The Handstand Pushup

Many of the great overhead pressers like John Grimek and Paul Anderson were able to do handstand pushups.  If you want to improve your overhead press, then the handstand pushup will build strength in your vertical pressing movements.

The great thing about the handstand pushup is that it teaches you balance.  You have to maintain your body’s center of gravity over your base of support (the hands).  With a barbell or dumbbell military press, you can push the weight with sloppy form or in an uneven manner, and you can still get the weight up.

With the handstand pushup, however, if your body is not properly aligned over your hands, then you can fall over.  Balancing on your hands works your rotator cuff and strengthens your shoulders.

If you haven’t done a handstand pushup, then start off slowly by doing it facing the wall.  Facing the wall is easier than facing away from the wall.



Once you’re able to do several reps, you can do it facing away from the wall.

Once you’re able to do several reps of these, you can do deficit handstand pushups, increasing the range of motion the stronger you get.




A warrior must pull his own weight, figuratively and literally.  However, I’ve noticed that most people cannot do pull-ups, and if they do, then they can only eke out an average of 5 reps.  In Strength and Physique: High Tension Exercises for Muscular Growth, I go over a high frequency training method that will build your pull-up strength.

If you can only do a low number of reps, then I suggest you perform pull-ups only for your heavy workouts.  So if you have a microcycle of heavy and light workouts, then do pull-ups for your heavy back workout and do pulldowns or seated rows for your light back workouts.




Most people perform partial dips, meaning they cannot dip all the down.  It’s quite easy to dip halfway down, because your skeletal structure (the locking out of your arms) is bearing the weight of your body.  But your chest and triceps don’t get worked until you dip all the way down.  This sweet spot, the bottom range of the dip, is where your triceps and chest feel the most tension.  Tension is what builds muscle.

Front Lever/Back Lever

If you want an armored midsection, then the front lever is a brutally effective exercise at tightening up the abs.  It’s an extremely difficult exercise to perform, so you may want practice the intermediate exercises leading up to the front lever.

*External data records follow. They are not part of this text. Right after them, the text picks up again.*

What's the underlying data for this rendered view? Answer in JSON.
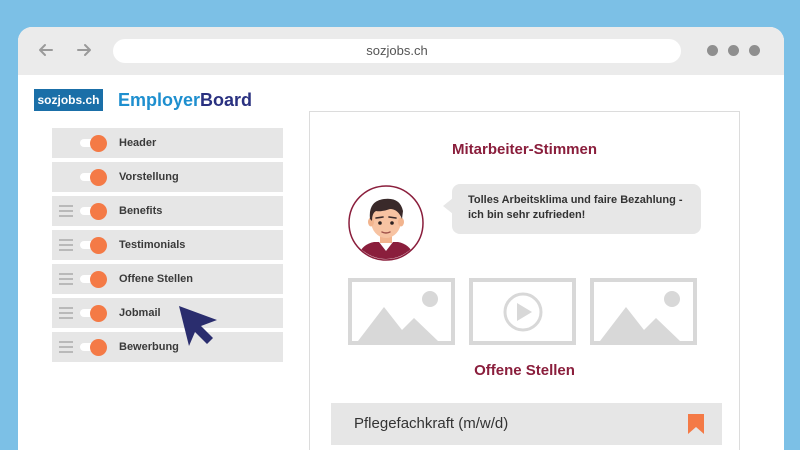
{
  "browser": {
    "url": "sozjobs.ch"
  },
  "logo": {
    "text": "sozjobs.ch"
  },
  "brand": {
    "part1": "Employer",
    "part2": "Board",
    "color1": "#1e8fcf",
    "color2": "#2a3180"
  },
  "accent_color": "#f47a46",
  "modules": [
    {
      "label": "Header",
      "enabled": true,
      "draggable": false
    },
    {
      "label": "Vorstellung",
      "enabled": true,
      "draggable": false
    },
    {
      "label": "Benefits",
      "enabled": true,
      "draggable": true
    },
    {
      "label": "Testimonials",
      "enabled": true,
      "draggable": true
    },
    {
      "label": "Offene Stellen",
      "enabled": true,
      "draggable": true
    },
    {
      "label": "Jobmail",
      "enabled": true,
      "draggable": true
    },
    {
      "label": "Bewerbung",
      "enabled": true,
      "draggable": true
    }
  ],
  "preview": {
    "testimonials_title": "Mitarbeiter-Stimmen",
    "quote_line1": "Tolles Arbeitsklima und faire Bezahlung -",
    "quote_line2": "ich bin sehr zufrieden!",
    "media_items": [
      "image-placeholder-icon",
      "video-play-icon",
      "image-placeholder-icon"
    ],
    "jobs_title": "Offene Stellen",
    "job": {
      "title": "Pflegefachkraft (m/w/d)",
      "icon": "bookmark-icon"
    }
  }
}
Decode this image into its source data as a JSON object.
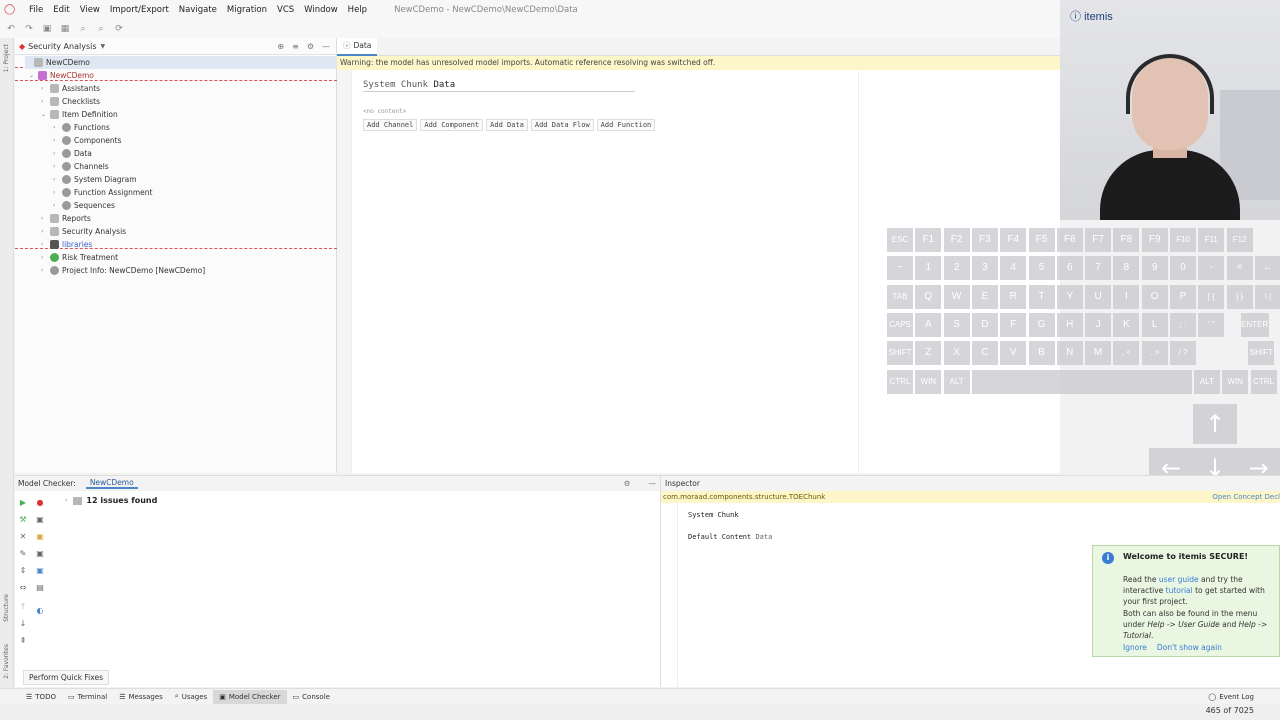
{
  "menu": {
    "items": [
      "File",
      "Edit",
      "View",
      "Import/Export",
      "Navigate",
      "Migration",
      "VCS",
      "Window",
      "Help"
    ],
    "window_title": "NewCDemo - NewCDemo\\NewCDemo\\Data"
  },
  "project_panel": {
    "title": "Security Analysis",
    "tree": [
      {
        "label": "NewCDemo",
        "level": 0
      },
      {
        "label": "NewCDemo",
        "level": 1
      },
      {
        "label": "Assistants",
        "level": 2
      },
      {
        "label": "Checklists",
        "level": 2
      },
      {
        "label": "Item Definition",
        "level": 2
      },
      {
        "label": "Functions",
        "level": 3
      },
      {
        "label": "Components",
        "level": 3
      },
      {
        "label": "Data",
        "level": 3
      },
      {
        "label": "Channels",
        "level": 3
      },
      {
        "label": "System Diagram",
        "level": 3
      },
      {
        "label": "Function Assignment",
        "level": 3
      },
      {
        "label": "Sequences",
        "level": 3
      },
      {
        "label": "Reports",
        "level": 2
      },
      {
        "label": "Security Analysis",
        "level": 2
      },
      {
        "label": "libraries",
        "level": 2
      },
      {
        "label": "Risk Treatment",
        "level": 2
      },
      {
        "label": "Project Info: NewCDemo [NewCDemo]",
        "level": 2
      }
    ]
  },
  "editor": {
    "tab": "Data",
    "warning": "Warning: the model has unresolved model imports. Automatic reference resolving was switched off.",
    "title_kw": "System Chunk",
    "title_name": "Data",
    "no_content": "<no content>",
    "actions": [
      "Add Channel",
      "Add Component",
      "Add Data",
      "Add Data Flow",
      "Add Function"
    ]
  },
  "webcam": {
    "brand": "itemis"
  },
  "keyboard": {
    "row1": [
      "ESC",
      "F1",
      "F2",
      "F3",
      "F4",
      "F5",
      "F6",
      "F7",
      "F8",
      "F9",
      "F10",
      "F11",
      "F12"
    ],
    "row2": [
      "~",
      "1",
      "2",
      "3",
      "4",
      "5",
      "6",
      "7",
      "8",
      "9",
      "0",
      "-",
      "=",
      "←"
    ],
    "row3": [
      "TAB",
      "Q",
      "W",
      "E",
      "R",
      "T",
      "Y",
      "U",
      "I",
      "O",
      "P",
      "[ {",
      "] }",
      "\\ |"
    ],
    "row4": [
      "CAPS",
      "A",
      "S",
      "D",
      "F",
      "G",
      "H",
      "J",
      "K",
      "L",
      "; :",
      "' \"",
      "ENTER"
    ],
    "row5": [
      "SHIFT",
      "Z",
      "X",
      "C",
      "V",
      "B",
      "N",
      "M",
      ", <",
      ". >",
      "/ ?",
      "SHIFT"
    ],
    "row6": [
      "CTRL",
      "WIN",
      "ALT",
      "",
      "ALT",
      "WIN",
      "CTRL"
    ],
    "arrows": [
      "↑",
      "←",
      "↓",
      "→"
    ]
  },
  "model_checker": {
    "label": "Model Checker:",
    "tab": "NewCDemo",
    "issues": "12 issues found",
    "quick_fix": "Perform Quick Fixes"
  },
  "inspector": {
    "title": "Inspector",
    "concept": "com.moraad.components.structure.TOEChunk",
    "open_concept": "Open Concept Decl",
    "line1": "System Chunk",
    "line2_kw": "Default Content",
    "line2_val": "Data"
  },
  "notification": {
    "title": "Welcome to itemis SECURE!",
    "p1_a": "Read the ",
    "p1_link1": "user guide",
    "p1_b": " and try the interactive ",
    "p1_link2": "tutorial",
    "p1_c": " to get started with your first project.",
    "p2_a": "Both can also be found in the menu under ",
    "p2_b": "Help -> User Guide",
    "p2_c": " and ",
    "p2_d": "Help -> Tutorial",
    "p2_e": ".",
    "ignore": "Ignore",
    "dont_show": "Don't show again"
  },
  "statusbar": {
    "items": [
      "TODO",
      "Terminal",
      "Messages",
      "Usages",
      "Model Checker",
      "Console"
    ],
    "active": "Model Checker",
    "event_log": "Event Log",
    "position": "465 of 7025"
  },
  "side_labels": {
    "project": "1: Project",
    "structure": "Structure",
    "favorites": "2: Favorites"
  }
}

The back lever is when you hold your body in a horizontal position facing the ground. Like the front lever, the back lever demands quite a bit of core strength and total body tension.  I’m fond of this exercise, because it gives my biceps a good stretch and helps with shoulder flexibility.

Although the back lever is considered easier than the front lever, it does take some practice.  Like the front lever, you can practice the progressions leading up to the back lever:

“Skin the Cat”

Tucked Lever

Single leg tucked

Straddle lever

The Kettlebell Snatch

Physical explosiveness was a requirement in the ancient battlefield.  Although the Olympic barbell lifts develop explosiveness, they require a lot of technique and don’t lend themselves to high repetitions, despite what Crossfitters will tell you.

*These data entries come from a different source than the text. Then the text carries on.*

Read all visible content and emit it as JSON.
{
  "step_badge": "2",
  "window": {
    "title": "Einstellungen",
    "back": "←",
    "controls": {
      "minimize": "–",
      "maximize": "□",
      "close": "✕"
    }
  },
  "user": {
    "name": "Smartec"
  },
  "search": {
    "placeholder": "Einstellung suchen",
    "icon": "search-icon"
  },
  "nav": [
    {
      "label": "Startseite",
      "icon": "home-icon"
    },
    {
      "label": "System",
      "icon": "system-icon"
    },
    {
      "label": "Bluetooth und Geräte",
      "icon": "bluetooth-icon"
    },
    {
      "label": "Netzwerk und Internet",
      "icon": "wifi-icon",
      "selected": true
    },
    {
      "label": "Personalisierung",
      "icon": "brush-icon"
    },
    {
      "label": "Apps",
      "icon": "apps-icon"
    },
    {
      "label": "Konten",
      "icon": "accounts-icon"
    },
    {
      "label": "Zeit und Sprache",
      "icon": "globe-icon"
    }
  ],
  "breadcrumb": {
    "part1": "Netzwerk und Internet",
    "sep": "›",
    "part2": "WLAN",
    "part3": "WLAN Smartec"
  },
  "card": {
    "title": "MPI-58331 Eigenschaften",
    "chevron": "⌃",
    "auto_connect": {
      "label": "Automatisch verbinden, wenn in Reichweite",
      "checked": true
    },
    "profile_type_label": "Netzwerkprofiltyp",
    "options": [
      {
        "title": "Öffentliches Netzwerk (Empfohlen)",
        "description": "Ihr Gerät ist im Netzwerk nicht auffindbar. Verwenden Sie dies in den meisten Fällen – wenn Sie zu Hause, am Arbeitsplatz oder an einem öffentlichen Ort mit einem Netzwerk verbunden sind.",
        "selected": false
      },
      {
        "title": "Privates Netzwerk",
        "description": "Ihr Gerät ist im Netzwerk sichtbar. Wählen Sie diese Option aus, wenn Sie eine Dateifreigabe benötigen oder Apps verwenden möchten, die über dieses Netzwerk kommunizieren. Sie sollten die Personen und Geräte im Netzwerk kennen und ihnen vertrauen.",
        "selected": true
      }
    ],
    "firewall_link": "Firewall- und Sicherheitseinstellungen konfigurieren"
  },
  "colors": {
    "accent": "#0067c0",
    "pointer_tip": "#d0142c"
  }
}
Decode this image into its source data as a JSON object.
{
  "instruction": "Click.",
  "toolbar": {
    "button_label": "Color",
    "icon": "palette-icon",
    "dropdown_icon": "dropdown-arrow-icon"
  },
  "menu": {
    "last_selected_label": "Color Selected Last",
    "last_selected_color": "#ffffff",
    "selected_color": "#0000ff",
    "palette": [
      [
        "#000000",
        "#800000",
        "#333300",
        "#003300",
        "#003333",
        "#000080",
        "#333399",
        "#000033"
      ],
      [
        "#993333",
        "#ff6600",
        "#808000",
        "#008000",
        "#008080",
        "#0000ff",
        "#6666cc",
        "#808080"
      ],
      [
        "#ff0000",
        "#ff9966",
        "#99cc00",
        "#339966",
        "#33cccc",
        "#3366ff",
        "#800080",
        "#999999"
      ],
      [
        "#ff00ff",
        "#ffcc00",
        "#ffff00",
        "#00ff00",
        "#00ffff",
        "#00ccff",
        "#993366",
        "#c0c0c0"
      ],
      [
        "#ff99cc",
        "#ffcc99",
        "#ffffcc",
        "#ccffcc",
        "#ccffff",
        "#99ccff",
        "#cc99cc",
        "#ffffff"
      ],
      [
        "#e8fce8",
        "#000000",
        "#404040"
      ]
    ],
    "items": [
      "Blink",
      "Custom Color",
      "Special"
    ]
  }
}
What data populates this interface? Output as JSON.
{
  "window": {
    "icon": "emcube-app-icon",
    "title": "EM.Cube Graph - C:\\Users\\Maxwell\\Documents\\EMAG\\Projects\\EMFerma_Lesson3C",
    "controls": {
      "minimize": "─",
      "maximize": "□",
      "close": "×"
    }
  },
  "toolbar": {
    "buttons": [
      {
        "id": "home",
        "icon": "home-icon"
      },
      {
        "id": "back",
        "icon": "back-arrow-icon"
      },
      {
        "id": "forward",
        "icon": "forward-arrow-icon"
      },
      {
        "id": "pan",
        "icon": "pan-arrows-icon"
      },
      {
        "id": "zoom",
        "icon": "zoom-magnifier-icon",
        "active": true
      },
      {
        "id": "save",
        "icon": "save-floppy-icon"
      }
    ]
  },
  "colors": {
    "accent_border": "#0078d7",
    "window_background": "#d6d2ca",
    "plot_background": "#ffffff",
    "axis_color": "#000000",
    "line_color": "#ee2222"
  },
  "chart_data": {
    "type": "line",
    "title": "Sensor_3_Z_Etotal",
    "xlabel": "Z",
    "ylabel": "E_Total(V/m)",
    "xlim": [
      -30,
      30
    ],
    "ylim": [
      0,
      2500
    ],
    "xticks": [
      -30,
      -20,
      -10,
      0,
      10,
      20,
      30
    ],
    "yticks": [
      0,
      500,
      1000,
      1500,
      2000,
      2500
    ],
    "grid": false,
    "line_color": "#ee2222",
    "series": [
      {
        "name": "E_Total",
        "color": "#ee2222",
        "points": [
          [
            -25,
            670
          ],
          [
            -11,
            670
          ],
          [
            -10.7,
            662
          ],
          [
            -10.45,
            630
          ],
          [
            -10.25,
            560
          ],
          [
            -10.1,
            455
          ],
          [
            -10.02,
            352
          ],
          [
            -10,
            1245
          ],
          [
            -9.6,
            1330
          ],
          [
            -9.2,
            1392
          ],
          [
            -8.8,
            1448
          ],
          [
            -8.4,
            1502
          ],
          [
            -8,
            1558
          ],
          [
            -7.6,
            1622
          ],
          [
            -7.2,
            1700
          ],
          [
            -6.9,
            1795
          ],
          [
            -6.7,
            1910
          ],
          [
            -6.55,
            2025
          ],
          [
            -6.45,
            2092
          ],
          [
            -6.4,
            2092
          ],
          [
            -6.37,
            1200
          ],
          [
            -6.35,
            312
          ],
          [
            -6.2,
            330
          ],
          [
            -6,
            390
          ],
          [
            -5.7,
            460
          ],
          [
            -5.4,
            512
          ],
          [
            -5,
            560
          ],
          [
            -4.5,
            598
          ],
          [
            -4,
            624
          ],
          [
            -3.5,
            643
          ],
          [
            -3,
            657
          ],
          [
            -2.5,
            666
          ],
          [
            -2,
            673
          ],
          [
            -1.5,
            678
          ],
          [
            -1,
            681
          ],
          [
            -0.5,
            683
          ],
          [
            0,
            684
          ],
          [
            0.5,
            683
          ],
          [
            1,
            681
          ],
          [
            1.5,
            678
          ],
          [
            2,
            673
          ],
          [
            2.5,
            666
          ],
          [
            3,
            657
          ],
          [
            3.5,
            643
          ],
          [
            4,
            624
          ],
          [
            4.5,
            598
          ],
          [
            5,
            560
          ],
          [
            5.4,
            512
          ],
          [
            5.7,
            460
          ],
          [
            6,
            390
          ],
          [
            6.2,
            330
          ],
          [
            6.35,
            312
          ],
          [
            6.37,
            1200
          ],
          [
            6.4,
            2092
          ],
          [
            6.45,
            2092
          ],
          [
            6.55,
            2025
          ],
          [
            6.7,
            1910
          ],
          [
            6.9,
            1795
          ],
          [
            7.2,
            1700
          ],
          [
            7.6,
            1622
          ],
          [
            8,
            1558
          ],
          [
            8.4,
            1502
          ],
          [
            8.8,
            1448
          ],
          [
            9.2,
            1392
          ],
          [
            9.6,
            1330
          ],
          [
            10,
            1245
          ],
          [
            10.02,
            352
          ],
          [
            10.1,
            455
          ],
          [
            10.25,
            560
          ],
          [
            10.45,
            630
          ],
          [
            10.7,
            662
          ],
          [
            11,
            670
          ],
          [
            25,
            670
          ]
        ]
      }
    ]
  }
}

Kettlebells, however, allow you to work on strength endurance and explosiveness.  The lifts are still very technical, however.  Most people who encounter kettlebells at the gym just use them for shrugs or side bends or upright rows.  If they do perform a true kettlebell exercise, then they almost always perform the two handed swing.

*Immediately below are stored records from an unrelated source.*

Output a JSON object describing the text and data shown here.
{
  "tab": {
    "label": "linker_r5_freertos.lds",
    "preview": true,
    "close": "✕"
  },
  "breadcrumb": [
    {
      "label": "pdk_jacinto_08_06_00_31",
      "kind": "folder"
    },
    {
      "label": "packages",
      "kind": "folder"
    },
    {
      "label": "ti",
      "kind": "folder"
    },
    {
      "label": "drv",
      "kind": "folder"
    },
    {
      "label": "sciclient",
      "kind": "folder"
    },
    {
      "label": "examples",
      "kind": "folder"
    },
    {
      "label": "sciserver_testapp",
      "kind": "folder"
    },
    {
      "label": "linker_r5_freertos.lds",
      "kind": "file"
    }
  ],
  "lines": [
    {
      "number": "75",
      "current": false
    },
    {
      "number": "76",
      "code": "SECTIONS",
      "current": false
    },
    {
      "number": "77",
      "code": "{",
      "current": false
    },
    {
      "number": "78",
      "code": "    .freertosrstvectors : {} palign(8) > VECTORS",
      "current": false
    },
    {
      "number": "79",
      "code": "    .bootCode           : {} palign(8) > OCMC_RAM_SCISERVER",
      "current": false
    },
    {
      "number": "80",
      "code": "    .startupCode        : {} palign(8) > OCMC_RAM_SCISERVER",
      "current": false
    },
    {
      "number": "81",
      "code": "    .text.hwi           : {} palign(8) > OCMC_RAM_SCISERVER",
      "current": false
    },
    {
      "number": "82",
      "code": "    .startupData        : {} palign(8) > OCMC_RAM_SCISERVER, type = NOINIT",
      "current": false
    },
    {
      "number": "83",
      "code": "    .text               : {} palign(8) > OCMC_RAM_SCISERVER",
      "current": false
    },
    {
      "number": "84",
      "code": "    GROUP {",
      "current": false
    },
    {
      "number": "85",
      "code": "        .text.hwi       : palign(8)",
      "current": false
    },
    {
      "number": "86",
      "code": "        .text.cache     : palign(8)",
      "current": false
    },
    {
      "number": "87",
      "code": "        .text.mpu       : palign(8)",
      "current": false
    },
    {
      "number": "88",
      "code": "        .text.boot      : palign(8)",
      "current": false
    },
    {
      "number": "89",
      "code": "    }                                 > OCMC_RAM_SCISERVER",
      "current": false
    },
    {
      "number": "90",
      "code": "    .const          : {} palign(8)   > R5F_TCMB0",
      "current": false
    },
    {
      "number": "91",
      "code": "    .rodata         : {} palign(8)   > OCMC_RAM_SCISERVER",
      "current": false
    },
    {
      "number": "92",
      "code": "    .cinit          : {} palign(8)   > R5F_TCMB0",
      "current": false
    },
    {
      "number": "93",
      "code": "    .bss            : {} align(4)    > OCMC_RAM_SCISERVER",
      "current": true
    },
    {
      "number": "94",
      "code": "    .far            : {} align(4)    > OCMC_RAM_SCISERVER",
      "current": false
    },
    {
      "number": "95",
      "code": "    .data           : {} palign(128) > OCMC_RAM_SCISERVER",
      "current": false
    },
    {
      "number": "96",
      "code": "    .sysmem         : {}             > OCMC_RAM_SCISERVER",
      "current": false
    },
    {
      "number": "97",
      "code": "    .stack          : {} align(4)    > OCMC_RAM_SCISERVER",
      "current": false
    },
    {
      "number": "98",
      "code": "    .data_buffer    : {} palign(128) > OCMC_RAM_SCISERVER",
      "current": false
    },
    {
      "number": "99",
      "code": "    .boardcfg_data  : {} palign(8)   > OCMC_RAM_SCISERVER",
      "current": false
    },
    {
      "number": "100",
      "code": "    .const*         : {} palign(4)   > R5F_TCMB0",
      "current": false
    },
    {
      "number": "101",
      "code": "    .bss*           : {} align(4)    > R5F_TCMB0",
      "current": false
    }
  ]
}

Although the swing is a great exercise and is user friendly, the kettlebell snatch is much better at developing explosiveness as well as building up muscle mass in the back, traps, biceps and forearms.  Kettlebells work great as a conditioning tool, since it can be used in circuit or interval training.  It’s far better for fat loss than a Stairmaster or elliptical.

Hill Sprints/Car Push

A warrior must be mobile and fast.  Although squats and deadlifts are the best exercises for leg strength, most people cannot do them properly.  They can’t squat all the way down.  Plus it’s best to do squats and deadlifts just once a week, since they are very taxing on the nervous system.

Hill sprints and car pushes are functional applications of leg strength, since a warrior must run and he must also push enemies back.